PROPOSAL IN PRINT: Huddersfield Daily Examiner reader Cheryl Conlock is to marry long-term boyfriend Mike Scott – after he popped the question through the newspaper.

Mike (48) asked Cheryl to marry him in a notice in the Stop Press columns on the back page of Thursday’s Examiner. The paper ran a front-page story the same day and was able to report yesterday that Cheryl had said “yes”.

But she’d inadvertently made Mike sweat for an answer until 8pm because her copy of the paper had stayed, unread, in her bag while she watched her daughter in a netball tournament. “I was just sitting down when I saw the story on the front page. I was totally shocked,” said Cheryl.

PEACOCKS’ PROGRESS: Runaway peacocks are causing a nuisance in the Devon village of Halberton.

Two males and three females, which broke free from containers as they were being moved from an old people’s home, were proving impossible to recapture, the Express and Echo reported.

Their mating noises have woken villages at night and their droppings have been carried on to a pub’s new carpets by customers. One resident told the paper: “Everybody has been complaining about the peacocks coming into gardens and digging up plants and eating vegetables.”

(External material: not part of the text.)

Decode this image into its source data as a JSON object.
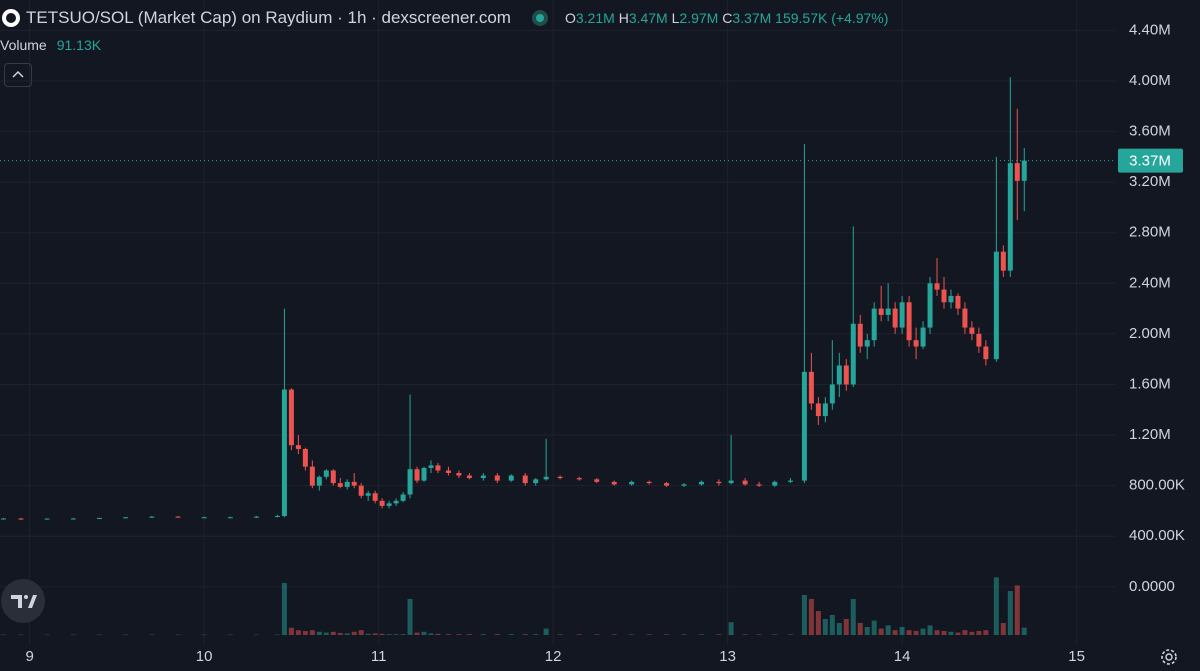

WHO’S THAT MAN: Two hundred people who turned up for a concert at a British Legion club were in for a class act.

Strumming along with l
ocal 60s band The Stowaways at their reunion gig was none other than John Entwhistle, from rock legends The Who. He lives in the Cotswolds and agreed to to help after being told that the concert would raise money for a surgery in Stow, where he is a patient, the Gloucestershire Echo reported.